Would you suggest ridding all religion from the world? What's wrong with it?
It is very important to my approach that the critique of religion is careful and emancipatory, rather than dismissive. The practice of religious faith has often served—and still serves for many—as a helpful communal expression of solidarity. Likewise, religious organizations often provide services for those who are poor and in need. Most importantly, religious discourses have often been mobilized in concrete struggles against injustice. In principle, however, none of these social commitments require religious faith or a religious form of organization. A central example in my book is Martin Luther King and the civil rights movement. By attending closely to King's political speeches and the concrete historical practices in which he participates, I show that the faith which animates his political activism is better understood in terms of secular faith than in terms of the religious faith he officially espouses.
If we are committed to abolishing poverty rather than promising salvation for the poor, the faith we embody in practice is secular rather than religious, since we acknowledge our life together as our ultimate purpose. This is why the critique of religion must be accompanied by a critique of the existing forms of our life together. If we merely criticized religious notions of salvation—without seeking to overcome the forms of social injustice to which religions respond—the critique would be empty and patronizing. The task is to transform our social conditions in such a way that we can let go of the promise of salvation and recognize that everything depends on what we do with our finite time together. What we are missing is not eternal bliss but social and institutional forms that would enable us to lead flourishing lives.
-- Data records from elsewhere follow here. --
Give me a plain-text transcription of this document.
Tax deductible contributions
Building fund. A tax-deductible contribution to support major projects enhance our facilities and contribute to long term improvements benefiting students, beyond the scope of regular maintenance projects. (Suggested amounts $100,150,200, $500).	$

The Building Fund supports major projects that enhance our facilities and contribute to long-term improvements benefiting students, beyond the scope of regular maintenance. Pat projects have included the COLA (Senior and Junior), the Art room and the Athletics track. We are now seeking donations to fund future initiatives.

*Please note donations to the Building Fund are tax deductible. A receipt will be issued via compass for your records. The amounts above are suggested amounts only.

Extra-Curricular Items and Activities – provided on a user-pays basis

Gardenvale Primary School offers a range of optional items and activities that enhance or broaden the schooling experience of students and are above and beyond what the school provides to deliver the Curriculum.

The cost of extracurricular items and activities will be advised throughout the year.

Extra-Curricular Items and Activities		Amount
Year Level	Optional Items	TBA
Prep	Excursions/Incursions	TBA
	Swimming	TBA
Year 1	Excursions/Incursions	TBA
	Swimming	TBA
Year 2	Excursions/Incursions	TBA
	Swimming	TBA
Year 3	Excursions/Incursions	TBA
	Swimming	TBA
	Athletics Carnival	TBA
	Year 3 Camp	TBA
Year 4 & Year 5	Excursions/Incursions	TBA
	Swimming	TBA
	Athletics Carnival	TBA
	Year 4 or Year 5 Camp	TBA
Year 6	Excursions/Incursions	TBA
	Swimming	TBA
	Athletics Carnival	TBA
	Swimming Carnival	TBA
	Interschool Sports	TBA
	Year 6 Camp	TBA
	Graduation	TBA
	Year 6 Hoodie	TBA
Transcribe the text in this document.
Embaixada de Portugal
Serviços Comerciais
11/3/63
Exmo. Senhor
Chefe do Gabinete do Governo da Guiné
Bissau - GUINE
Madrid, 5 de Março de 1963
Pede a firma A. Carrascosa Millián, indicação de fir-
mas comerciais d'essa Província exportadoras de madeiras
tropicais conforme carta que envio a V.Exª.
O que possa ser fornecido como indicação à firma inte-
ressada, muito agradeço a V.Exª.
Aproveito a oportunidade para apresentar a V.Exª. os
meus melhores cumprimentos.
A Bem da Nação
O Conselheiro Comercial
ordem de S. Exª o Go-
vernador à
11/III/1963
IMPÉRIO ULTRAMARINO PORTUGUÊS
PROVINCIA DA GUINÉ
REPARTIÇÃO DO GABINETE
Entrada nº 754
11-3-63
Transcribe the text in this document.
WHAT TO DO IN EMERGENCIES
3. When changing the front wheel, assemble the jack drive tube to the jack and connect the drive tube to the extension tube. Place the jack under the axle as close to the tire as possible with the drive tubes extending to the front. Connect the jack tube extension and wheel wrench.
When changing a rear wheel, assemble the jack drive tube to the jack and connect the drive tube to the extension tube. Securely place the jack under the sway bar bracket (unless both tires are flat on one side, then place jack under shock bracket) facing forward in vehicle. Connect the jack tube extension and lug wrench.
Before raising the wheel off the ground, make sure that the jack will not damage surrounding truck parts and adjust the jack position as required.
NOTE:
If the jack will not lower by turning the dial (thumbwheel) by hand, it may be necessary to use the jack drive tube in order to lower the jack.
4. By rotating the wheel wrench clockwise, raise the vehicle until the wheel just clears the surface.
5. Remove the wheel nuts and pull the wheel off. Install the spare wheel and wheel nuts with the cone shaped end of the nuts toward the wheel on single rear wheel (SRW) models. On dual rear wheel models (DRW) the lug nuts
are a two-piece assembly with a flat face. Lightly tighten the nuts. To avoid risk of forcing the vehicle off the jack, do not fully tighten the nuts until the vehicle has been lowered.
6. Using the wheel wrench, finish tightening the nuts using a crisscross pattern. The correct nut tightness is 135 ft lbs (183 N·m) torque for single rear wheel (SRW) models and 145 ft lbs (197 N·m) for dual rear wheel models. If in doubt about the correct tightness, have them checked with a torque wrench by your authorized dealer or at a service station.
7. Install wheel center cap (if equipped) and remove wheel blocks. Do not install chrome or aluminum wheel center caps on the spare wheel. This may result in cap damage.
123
You mention that Karl Marx had "no nostalgia for the premodern world"—do you believe we're alive right now with little sense that we can form our own history, and don’t have to be subject to it?
The reason Marx had no nostalgia for the premodern world is that he was committed to making the modern idea of freedom a living reality—to fulfill the promise that each one of us ought to be able to lead a free life. In recent decades, the appeal to freedom has been appropriated for agendas on the political right, where the idea of freedom serves to defend "the free market" and is largely reduced to a formal conception of individual liberty. In response, many thinkers on the political left have retreated from or even explicitly rejected the idea of freedom. This is a fatal mistake. Any emancipatory politics—as well as any critique of capitalism—requires a conception of freedom. We need to rehabilitate a sense that we are forming our own history and that we can form it in a different way. To live a free life, it is not enough that we have the liberal rights to freedom. We must have access to the material as well as the pedagogical and institutional resources that allow us to pursue our freedom as an end in itself. To this end, I outline a new vision of democratic socialism that is committed to providing the conditions for each one of us to lead a free life, in mutual recognition of our dependence on one another.
This interview has been lightly edited for length and clarity.